The Economist has a very good analysis of Gordon Brown's attempts to split the nation by class in the hope of hoovering up a few votes. The full article is here, and this gives a flavour of it:
But—even leaving aside the inconveniently privileged upbringing of some members of the Labour cabinet, and the open question whether Eton and Oxford is a weirder background than a Scottish manse and a lifetime in Labour politics—Mr Brown’s salvo risks backfiring. It is negative and retrograde; it makes him look distracted by antiquated obsessions. Eton gibes might just work as knockabout humour; but Mr Brown doesn’t seem to be joking.
It also makes another important point, that class division can run in many directions. One you decide that Britain as One Nation is no longer government policy then what's to stop the upper and middle classes taking against the poor?
Britain has seen that kind of downward hostility before, in the 1980s, for example. Those at the top end of the scale become cross about their tax burden, and doubtful of the value of state services (which they often don’t use much anyway). They start to think of the poor as scroungers and cheats; good works are abandoned; the social contract frays.
Gordon Brown doesn't care about this of course. There is nothing about the man that suggests he thinks in the long term. Everything is tactical and for his short-term advantage. If he trashes our economy and our society, well, that is secondary to keeping G. Brown and his cronies in the rather good situation they currently find themselves. I firmly believe that one of historical questions generated by the first decade of the 21st century is how a man of with such a demonstrable lack of character or ability managed to become our Prime Minister.

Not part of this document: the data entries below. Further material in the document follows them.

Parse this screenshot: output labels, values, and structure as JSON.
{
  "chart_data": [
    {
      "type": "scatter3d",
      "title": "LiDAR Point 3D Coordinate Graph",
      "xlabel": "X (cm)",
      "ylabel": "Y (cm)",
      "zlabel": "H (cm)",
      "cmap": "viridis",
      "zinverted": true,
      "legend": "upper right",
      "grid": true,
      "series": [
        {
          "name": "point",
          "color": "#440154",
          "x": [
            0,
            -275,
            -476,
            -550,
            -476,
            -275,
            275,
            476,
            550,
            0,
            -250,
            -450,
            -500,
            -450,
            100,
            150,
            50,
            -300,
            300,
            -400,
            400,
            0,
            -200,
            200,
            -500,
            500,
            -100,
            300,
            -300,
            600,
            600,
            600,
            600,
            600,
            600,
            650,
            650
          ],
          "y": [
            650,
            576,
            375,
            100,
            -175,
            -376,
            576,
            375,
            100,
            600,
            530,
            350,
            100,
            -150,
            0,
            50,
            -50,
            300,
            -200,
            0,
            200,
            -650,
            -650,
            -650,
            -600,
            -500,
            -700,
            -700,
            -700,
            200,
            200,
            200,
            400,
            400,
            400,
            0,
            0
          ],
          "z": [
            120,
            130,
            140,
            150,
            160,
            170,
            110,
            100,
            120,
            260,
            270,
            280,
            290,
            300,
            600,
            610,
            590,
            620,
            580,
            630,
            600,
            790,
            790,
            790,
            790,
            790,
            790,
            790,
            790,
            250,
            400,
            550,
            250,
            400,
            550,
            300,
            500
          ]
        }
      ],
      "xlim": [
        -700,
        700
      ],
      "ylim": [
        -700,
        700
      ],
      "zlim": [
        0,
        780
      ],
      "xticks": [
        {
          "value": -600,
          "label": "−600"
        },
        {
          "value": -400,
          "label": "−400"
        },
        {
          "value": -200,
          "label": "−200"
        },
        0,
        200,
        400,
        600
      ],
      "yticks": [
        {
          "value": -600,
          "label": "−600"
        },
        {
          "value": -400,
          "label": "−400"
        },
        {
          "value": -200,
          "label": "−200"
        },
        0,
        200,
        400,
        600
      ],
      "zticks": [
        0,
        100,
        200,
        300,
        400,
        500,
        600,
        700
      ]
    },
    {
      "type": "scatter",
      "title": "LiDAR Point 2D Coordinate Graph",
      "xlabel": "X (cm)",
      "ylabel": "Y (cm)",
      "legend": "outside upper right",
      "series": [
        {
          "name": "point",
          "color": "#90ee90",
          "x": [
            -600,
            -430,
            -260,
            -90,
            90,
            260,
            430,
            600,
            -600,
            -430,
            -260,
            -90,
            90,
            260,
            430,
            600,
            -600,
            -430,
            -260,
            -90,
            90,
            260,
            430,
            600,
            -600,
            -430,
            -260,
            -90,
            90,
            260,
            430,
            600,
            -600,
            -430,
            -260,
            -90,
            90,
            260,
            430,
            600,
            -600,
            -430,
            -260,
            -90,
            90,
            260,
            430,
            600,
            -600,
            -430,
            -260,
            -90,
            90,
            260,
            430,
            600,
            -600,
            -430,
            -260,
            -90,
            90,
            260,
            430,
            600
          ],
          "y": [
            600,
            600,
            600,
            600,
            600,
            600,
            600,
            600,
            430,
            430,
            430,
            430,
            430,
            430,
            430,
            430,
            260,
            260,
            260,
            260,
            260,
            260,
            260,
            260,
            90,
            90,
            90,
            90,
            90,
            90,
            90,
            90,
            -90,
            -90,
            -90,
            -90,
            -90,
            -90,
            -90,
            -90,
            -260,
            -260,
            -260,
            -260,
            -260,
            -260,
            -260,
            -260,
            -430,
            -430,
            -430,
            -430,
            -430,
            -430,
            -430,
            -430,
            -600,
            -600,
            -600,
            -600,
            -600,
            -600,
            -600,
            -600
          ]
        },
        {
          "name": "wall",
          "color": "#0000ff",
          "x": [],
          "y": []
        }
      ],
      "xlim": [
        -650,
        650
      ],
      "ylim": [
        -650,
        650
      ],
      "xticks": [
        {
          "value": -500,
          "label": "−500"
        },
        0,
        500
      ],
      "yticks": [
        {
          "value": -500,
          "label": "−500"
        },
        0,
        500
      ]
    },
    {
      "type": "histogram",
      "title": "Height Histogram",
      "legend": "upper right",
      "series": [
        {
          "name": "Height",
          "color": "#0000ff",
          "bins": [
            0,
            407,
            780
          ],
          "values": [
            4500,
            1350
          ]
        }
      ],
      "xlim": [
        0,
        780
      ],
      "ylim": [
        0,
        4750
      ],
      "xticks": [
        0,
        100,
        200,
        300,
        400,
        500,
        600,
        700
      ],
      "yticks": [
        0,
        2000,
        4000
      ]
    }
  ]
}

Basildon Council doing well according to the Audit Commission

The Audit Commission has rated Basildon District Council as doing well, scoring 3 out of 4 under the Comprehensive Area Assessment process. This is obviously very good news, and reflects very great credit on our officer team, including our excellent Chief Executive Bala Mahandren. It also says very good things about the Conservative stewardship of the Council, and the Audit Commission specifically picked out leadership as one of the Council's strengths. This was all announced at the Council cabinet meeting on Thursday, where there was an interesting debate. The Labour leader took the line that 'this is all very well but...' and went on to make the point that the Council doesn't get everything right. Of course it doesn't. We know that and there was nothing that even looked like complacency from the administration. It is nice to be told you are doing a good job, but that is not was drives me and my colleagues. We want to do the best job for the people of Basildon District and we are acutely aware where we fall short. So, thanks Audit Commission, but we won't be resting on our laurels.

Friday, December 11, 2009

Brown dumps the national interest

You hold political power in trust, at least in a democracy. You are supposed to use it to advance the interests of the electorate while you have it and then pass it on in the best condition possible to the next incumbent. That is unless you are Gordon Brown, who is cynically using what will probably be his last days in power to shore up the Labour party and lay traps for any incoming Conservative government. That he is wrecking the economy so that it will take a generation to fix seems to interest him not. That the media almost to a man have seen through his grinning fa├žade doesn't seem to bother him either. At least the answer to the future pub quiz question 'who was Britain's worst Prime Minister' is clear.

It seems that Alastair Darling tried at least to start addressing Britain's crippling budget deficit, but Brown and his acolyte Balls put him back into his box. Maybe he's going for 'who was Britain's worst Chancellor?'.

Sunday, December 06, 2009

Labour's pathetic class war

You have to wonder if the Labour leadership get out much. Class war is a dead issue, among real people that is. No-one, at least almost no-one, particularly cares about someone's parents, at least not to the point of evaluating their worth as a human being. Labour haven't really cottoned on to this, however, at least not their cocooned, desperate leadership. Their idea is to try to brand the Conservative leadership as 'toffs from Eton' in the hope that people won't vote for them on that basis. Well:
  • It isn't true, the Conservative leadership actually come from very diverse backgrounds.
  • It makes no sense, why is it bad that people have had good educations?
  • It does not even pretend to be a debate about what is good for the country.
  • And, worst of all, it is an exercise in nasty prejudice that would probably be illegal if applied to any other aspect of a group.
It is also a window into the deep contempt that the Labour party feels for their own core vote and the British people as a while. Basically, they expect that voters are so stupid and so small minded that they will respond to a vicious characterisation of the Conservatives over any other issue come election time.

I have news for them. Our people are better than that.